自分を責めてしまうのは、神経が守ろうとしているから
頭で考えるより先に、 体の防衛反応が働きます
以前の私は「私が悪い」
「もっと頑張らなければ」
気づくと、いつも自分を責めていました。
頭では「自分を認めよう」「もっと自分に優しくしよう」と思っても、 なかなか止められない。
それは、意志の問題ではなかった。
強い緊張や不安が続いていると、身体は「失敗してはいけない」 「危険を避けなければ」と警戒します。
すると、頭で考えるより先に、身体の防衛反応が働きく。
その反応のひとつとして、
「私が悪い」
「もっと頑張らなければ」
「こんな自分ではいけない」
という自己責めが、自動的に出てくるのです。
私は、自己責めが自分を苦しめていると思っていました。
でもそれは、失敗を避け、危険を減らそうとして身についた 反応だったように思います。

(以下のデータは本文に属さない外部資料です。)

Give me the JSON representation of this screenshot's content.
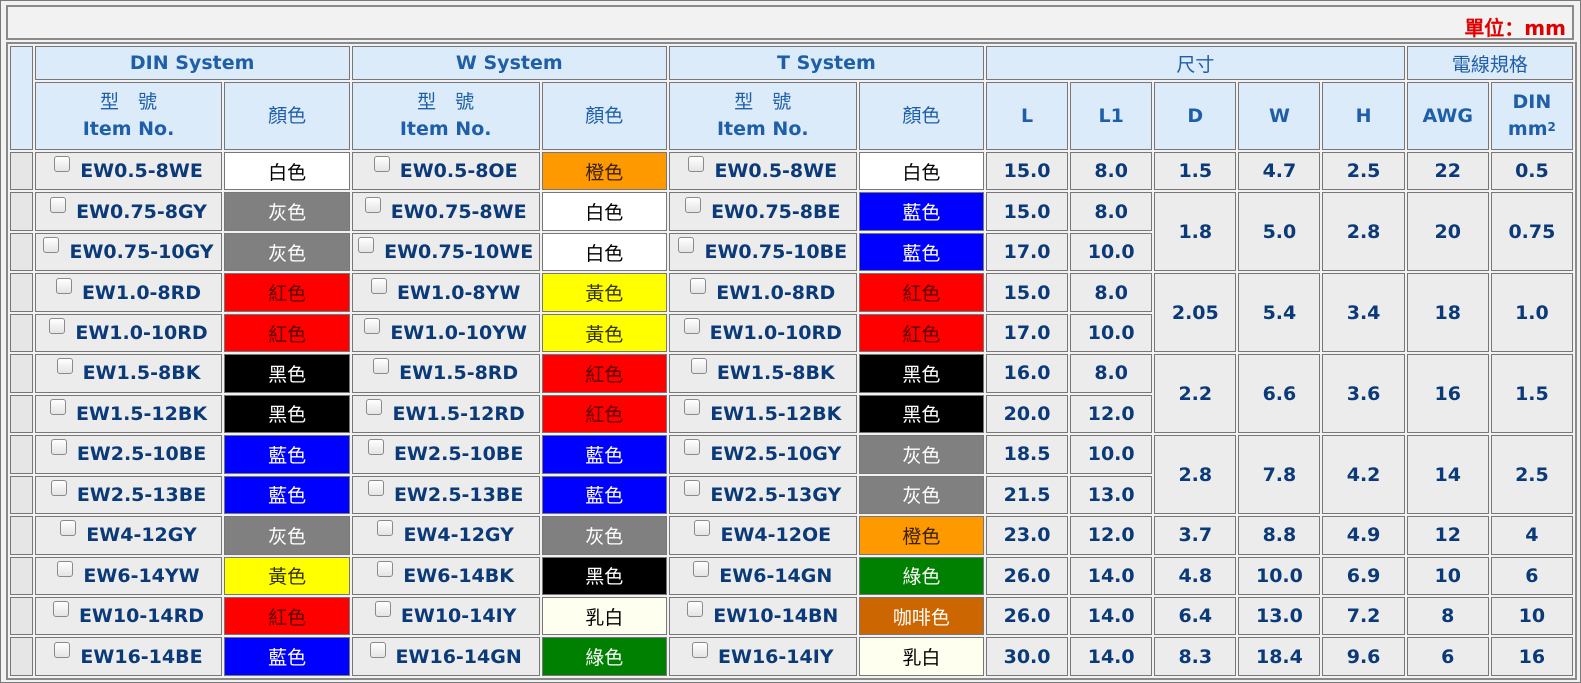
{
  "unit_label": "單位：mm",
  "headers": {
    "din_system": "DIN System",
    "w_system": "W System",
    "t_system": "T System",
    "size": "尺寸",
    "wire_spec": "電線規格",
    "item_no_zh": "型　號",
    "item_no_en": "Item No.",
    "color": "顏色",
    "L": "L",
    "L1": "L1",
    "D": "D",
    "W": "W",
    "H": "H",
    "AWG": "AWG",
    "DIN": "DIN",
    "mm": "mm",
    "mm_sup": "2"
  },
  "colors": {
    "白色": {
      "bg": "#ffffff",
      "fg": "#000000"
    },
    "灰色": {
      "bg": "#808080",
      "fg": "#ffffff"
    },
    "紅色": {
      "bg": "#ff0000",
      "fg": "#5a0000"
    },
    "黑色": {
      "bg": "#000000",
      "fg": "#ffffff"
    },
    "藍色": {
      "bg": "#0000ff",
      "fg": "#ffffff"
    },
    "黃色": {
      "bg": "#ffff00",
      "fg": "#333300"
    },
    "橙色": {
      "bg": "#ff9900",
      "fg": "#3a2000"
    },
    "乳白": {
      "bg": "#fffff0",
      "fg": "#000000"
    },
    "綠色": {
      "bg": "#008000",
      "fg": "#ffffff"
    },
    "咖啡色": {
      "bg": "#cc6600",
      "fg": "#ffffff"
    }
  },
  "rows": [
    {
      "din": "EW0.5-8WE",
      "din_c": "白色",
      "w": "EW0.5-8OE",
      "w_c": "橙色",
      "t": "EW0.5-8WE",
      "t_c": "白色",
      "L": "15.0",
      "L1": "8.0"
    },
    {
      "din": "EW0.75-8GY",
      "din_c": "灰色",
      "w": "EW0.75-8WE",
      "w_c": "白色",
      "t": "EW0.75-8BE",
      "t_c": "藍色",
      "L": "15.0",
      "L1": "8.0"
    },
    {
      "din": "EW0.75-10GY",
      "din_c": "灰色",
      "w": "EW0.75-10WE",
      "w_c": "白色",
      "t": "EW0.75-10BE",
      "t_c": "藍色",
      "L": "17.0",
      "L1": "10.0"
    },
    {
      "din": "EW1.0-8RD",
      "din_c": "紅色",
      "w": "EW1.0-8YW",
      "w_c": "黃色",
      "t": "EW1.0-8RD",
      "t_c": "紅色",
      "L": "15.0",
      "L1": "8.0"
    },
    {
      "din": "EW1.0-10RD",
      "din_c": "紅色",
      "w": "EW1.0-10YW",
      "w_c": "黃色",
      "t": "EW1.0-10RD",
      "t_c": "紅色",
      "L": "17.0",
      "L1": "10.0"
    },
    {
      "din": "EW1.5-8BK",
      "din_c": "黑色",
      "w": "EW1.5-8RD",
      "w_c": "紅色",
      "t": "EW1.5-8BK",
      "t_c": "黑色",
      "L": "16.0",
      "L1": "8.0"
    },
    {
      "din": "EW1.5-12BK",
      "din_c": "黑色",
      "w": "EW1.5-12RD",
      "w_c": "紅色",
      "t": "EW1.5-12BK",
      "t_c": "黑色",
      "L": "20.0",
      "L1": "12.0"
    },
    {
      "din": "EW2.5-10BE",
      "din_c": "藍色",
      "w": "EW2.5-10BE",
      "w_c": "藍色",
      "t": "EW2.5-10GY",
      "t_c": "灰色",
      "L": "18.5",
      "L1": "10.0"
    },
    {
      "din": "EW2.5-13BE",
      "din_c": "藍色",
      "w": "EW2.5-13BE",
      "w_c": "藍色",
      "t": "EW2.5-13GY",
      "t_c": "灰色",
      "L": "21.5",
      "L1": "13.0"
    },
    {
      "din": "EW4-12GY",
      "din_c": "灰色",
      "w": "EW4-12GY",
      "w_c": "灰色",
      "t": "EW4-12OE",
      "t_c": "橙色",
      "L": "23.0",
      "L1": "12.0"
    },
    {
      "din": "EW6-14YW",
      "din_c": "黃色",
      "w": "EW6-14BK",
      "w_c": "黑色",
      "t": "EW6-14GN",
      "t_c": "綠色",
      "L": "26.0",
      "L1": "14.0"
    },
    {
      "din": "EW10-14RD",
      "din_c": "紅色",
      "w": "EW10-14IY",
      "w_c": "乳白",
      "t": "EW10-14BN",
      "t_c": "咖啡色",
      "L": "26.0",
      "L1": "14.0"
    },
    {
      "din": "EW16-14BE",
      "din_c": "藍色",
      "w": "EW16-14GN",
      "w_c": "綠色",
      "t": "EW16-14IY",
      "t_c": "乳白",
      "L": "30.0",
      "L1": "14.0"
    }
  ],
  "groups": [
    {
      "rows": 1,
      "D": "1.5",
      "W": "4.7",
      "H": "2.5",
      "AWG": "22",
      "DIN": "0.5"
    },
    {
      "rows": 2,
      "D": "1.8",
      "W": "5.0",
      "H": "2.8",
      "AWG": "20",
      "DIN": "0.75"
    },
    {
      "rows": 2,
      "D": "2.05",
      "W": "5.4",
      "H": "3.4",
      "AWG": "18",
      "DIN": "1.0"
    },
    {
      "rows": 2,
      "D": "2.2",
      "W": "6.6",
      "H": "3.6",
      "AWG": "16",
      "DIN": "1.5"
    },
    {
      "rows": 2,
      "D": "2.8",
      "W": "7.8",
      "H": "4.2",
      "AWG": "14",
      "DIN": "2.5"
    },
    {
      "rows": 1,
      "D": "3.7",
      "W": "8.8",
      "H": "4.9",
      "AWG": "12",
      "DIN": "4"
    },
    {
      "rows": 1,
      "D": "4.8",
      "W": "10.0",
      "H": "6.9",
      "AWG": "10",
      "DIN": "6"
    },
    {
      "rows": 1,
      "D": "6.4",
      "W": "13.0",
      "H": "7.2",
      "AWG": "8",
      "DIN": "10"
    },
    {
      "rows": 1,
      "D": "8.3",
      "W": "18.4",
      "H": "9.6",
      "AWG": "6",
      "DIN": "16"
    }
  ]
}
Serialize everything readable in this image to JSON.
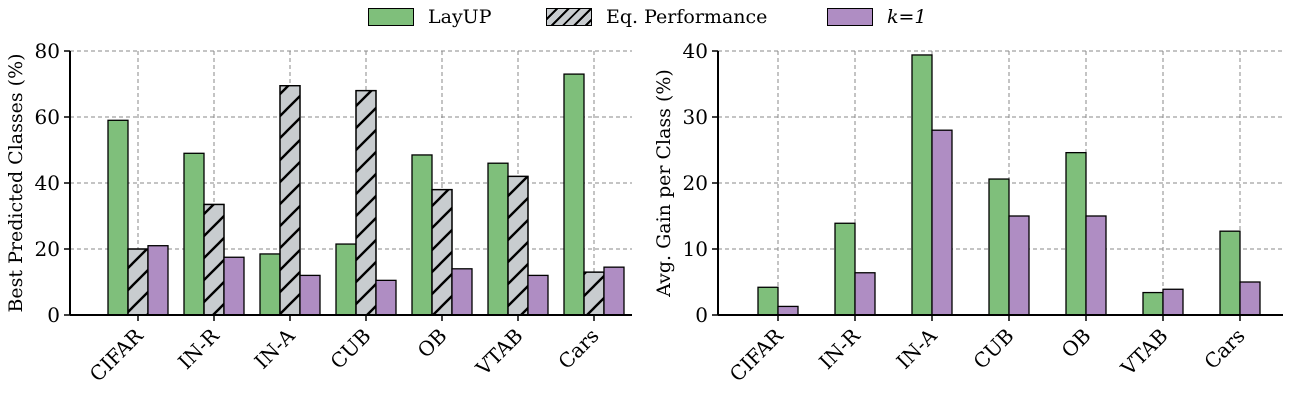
{
  "legend": {
    "items": [
      {
        "label": "LayUP",
        "color": "#7fbf7b",
        "hatch": false
      },
      {
        "label": "Eq. Performance",
        "color": "#c8cccf",
        "hatch": true
      },
      {
        "label": "k=1",
        "color": "#af8dc3",
        "hatch": false
      }
    ]
  },
  "chart_data": [
    {
      "type": "bar",
      "categories": [
        "CIFAR",
        "IN-R",
        "IN-A",
        "CUB",
        "OB",
        "VTAB",
        "Cars"
      ],
      "series": [
        {
          "name": "LayUP",
          "color": "#7fbf7b",
          "hatch": false,
          "values": [
            59,
            49,
            18.5,
            21.5,
            48.5,
            46,
            73
          ]
        },
        {
          "name": "Eq. Performance",
          "color": "#c8cccf",
          "hatch": true,
          "values": [
            20,
            33.5,
            69.5,
            68,
            38,
            42,
            13
          ]
        },
        {
          "name": "k=1",
          "color": "#af8dc3",
          "hatch": false,
          "values": [
            21,
            17.5,
            12,
            10.5,
            14,
            12,
            14.5
          ]
        }
      ],
      "ylabel": "Best Predicted Classes (%)",
      "ylim": [
        0,
        80
      ],
      "yticks": [
        0,
        20,
        40,
        60,
        80
      ],
      "grid": true
    },
    {
      "type": "bar",
      "categories": [
        "CIFAR",
        "IN-R",
        "IN-A",
        "CUB",
        "OB",
        "VTAB",
        "Cars"
      ],
      "series": [
        {
          "name": "LayUP",
          "color": "#7fbf7b",
          "hatch": false,
          "values": [
            4.2,
            13.9,
            39.4,
            20.6,
            24.6,
            3.4,
            12.7
          ]
        },
        {
          "name": "k=1",
          "color": "#af8dc3",
          "hatch": false,
          "values": [
            1.3,
            6.4,
            28,
            15,
            15,
            3.9,
            5
          ]
        }
      ],
      "ylabel": "Avg. Gain per Class (%)",
      "ylim": [
        0,
        40
      ],
      "yticks": [
        0,
        10,
        20,
        30,
        40
      ],
      "grid": true
    }
  ]
}
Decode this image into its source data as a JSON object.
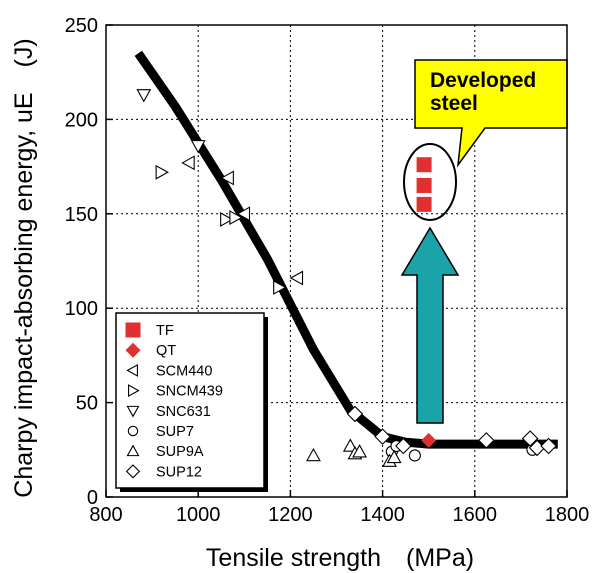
{
  "chart_data": {
    "type": "scatter",
    "title": "",
    "xlabel": "Tensile strength　(MPa)",
    "ylabel": "Charpy impact-absorbing energy, uE　(J)",
    "xlim": [
      800,
      1800
    ],
    "ylim": [
      0,
      250
    ],
    "x_ticks": [
      800,
      1000,
      1200,
      1400,
      1600,
      1800
    ],
    "y_ticks": [
      0,
      50,
      100,
      150,
      200,
      250
    ],
    "grid": "dotted",
    "legend_position": "bottom-left",
    "colors": {
      "developed": "#e03030",
      "trend": "#000000",
      "arrow": "#1aa3a8",
      "callout": "#ffff00"
    },
    "trend_line": {
      "x": [
        870,
        950,
        1050,
        1150,
        1250,
        1330,
        1400,
        1450,
        1500,
        1600,
        1700,
        1780
      ],
      "y": [
        235,
        207,
        168,
        126,
        78,
        46,
        32,
        29,
        28,
        28,
        28,
        28
      ]
    },
    "series": [
      {
        "name": "TF",
        "marker": "square-filled",
        "color": "#e03030",
        "points": [
          [
            1490,
            176
          ],
          [
            1490,
            165
          ],
          [
            1490,
            155
          ]
        ]
      },
      {
        "name": "QT",
        "marker": "diamond-filled",
        "color": "#e03030",
        "points": [
          [
            1500,
            30
          ]
        ]
      },
      {
        "name": "SCM440",
        "marker": "triangle-left",
        "color": "#000000",
        "points": [
          [
            1065,
            169
          ],
          [
            1215,
            116
          ],
          [
            1100,
            150
          ],
          [
            980,
            177
          ]
        ]
      },
      {
        "name": "SNCM439",
        "marker": "triangle-right",
        "color": "#000000",
        "points": [
          [
            920,
            172
          ],
          [
            1060,
            147
          ],
          [
            1175,
            111
          ],
          [
            1080,
            148
          ]
        ]
      },
      {
        "name": "SNC631",
        "marker": "triangle-down",
        "color": "#000000",
        "points": [
          [
            882,
            213
          ],
          [
            1000,
            186
          ]
        ]
      },
      {
        "name": "SUP7",
        "marker": "circle",
        "color": "#000000",
        "points": [
          [
            1420,
            24
          ],
          [
            1430,
            27
          ],
          [
            1470,
            22
          ],
          [
            1725,
            25
          ]
        ]
      },
      {
        "name": "SUP9A",
        "marker": "triangle-up",
        "color": "#000000",
        "points": [
          [
            1250,
            22
          ],
          [
            1330,
            27
          ],
          [
            1340,
            23
          ],
          [
            1350,
            24
          ],
          [
            1415,
            19
          ],
          [
            1425,
            21
          ]
        ]
      },
      {
        "name": "SUP12",
        "marker": "diamond",
        "color": "#000000",
        "points": [
          [
            1340,
            44
          ],
          [
            1400,
            32
          ],
          [
            1445,
            27
          ],
          [
            1625,
            30
          ],
          [
            1720,
            31
          ],
          [
            1735,
            26
          ],
          [
            1760,
            27
          ]
        ]
      }
    ],
    "annotation": {
      "line1": "Developed",
      "line2": "steel"
    }
  }
}
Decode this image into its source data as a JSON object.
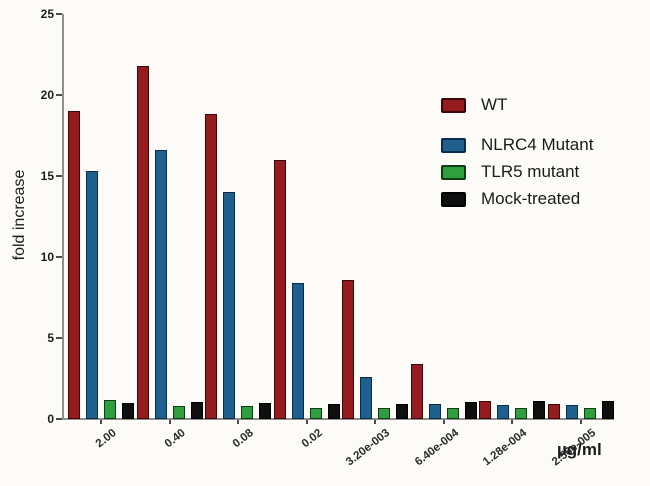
{
  "figure": {
    "background": "#fcfbf8",
    "axis_color": "#8f8f8f",
    "tick_color": "#4a4a4a",
    "text_color": "#1c1c1c"
  },
  "chart_data": {
    "type": "bar",
    "title": "",
    "xlabel": "µg/ml",
    "ylabel": "fold increase",
    "ylim": [
      0,
      25
    ],
    "yticks": [
      0,
      5,
      10,
      15,
      20,
      25
    ],
    "grid": false,
    "legend_position": "upper right",
    "categories": [
      "2.00",
      "0.40",
      "0.08",
      "0.02",
      "3.20e-003",
      "6.40e-004",
      "1.28e-004",
      "2.56e-005"
    ],
    "series": [
      {
        "name": "WT",
        "color": "#941c1f",
        "edge": "#3c0709",
        "values": [
          19.0,
          21.8,
          18.8,
          16.0,
          8.6,
          3.4,
          1.1,
          0.9
        ]
      },
      {
        "name": "NLRC4 Mutant",
        "color": "#20608f",
        "edge": "#0c2b49",
        "values": [
          15.3,
          16.6,
          14.0,
          8.4,
          2.6,
          0.9,
          0.85,
          0.85
        ]
      },
      {
        "name": "TLR5 mutant",
        "color": "#2e9e3f",
        "edge": "#0d3c15",
        "values": [
          1.2,
          0.8,
          0.8,
          0.7,
          0.65,
          0.7,
          0.7,
          0.7
        ]
      },
      {
        "name": "Mock-treated",
        "color": "#0f0f0f",
        "edge": "#000000",
        "values": [
          1.0,
          1.05,
          1.0,
          0.9,
          0.9,
          1.05,
          1.1,
          1.1
        ]
      }
    ]
  }
}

だから、「自己責めをやめよう」と頭だけで頑張っても、身体の警戒が続いていると、また同じ反応に戻ってしまいます。
そこで大切になるのが、神経を緩めることです。
神経の警戒が少し和らぐと、
すぐに自分を悪者にしない
失敗しても、落ち着いて考えられる
自分の気持ちや身体の状態に気づける
次にどうするかを選びやすくなる
という変化が起こります。
「私はダメだ」と決めつける前に、
今、私の中で何が起きていたのだろう
と、自分の状態を見られるようになるのです。
自己責めを緩めるとは、できなかった自分を甘やかすことでも、失敗をなかったことにすることでもありません。
私は自分を甘やかすことができないままでした、でも神経を緩めている今は、ひどいと思うぐらい自分を甘やかせられます。
できなかった自分を責めるのではなく、できなかった自分の中で何が起きていたのかを理解すること。
その先にあるのは、ただ自分に優しくなることだけではありません。
自分を責めるために使っていた力を、これからどう動くか、何を選ぶか、そのために使えるようになること。
ああだ、こうだがなくなり、決断しやすくなります。
神経を緩めることは、自分を変えるために無理をすることではありません。
自分を理解し、もう一度、自分らしく動き出すための 安心の土台を整えることなのです。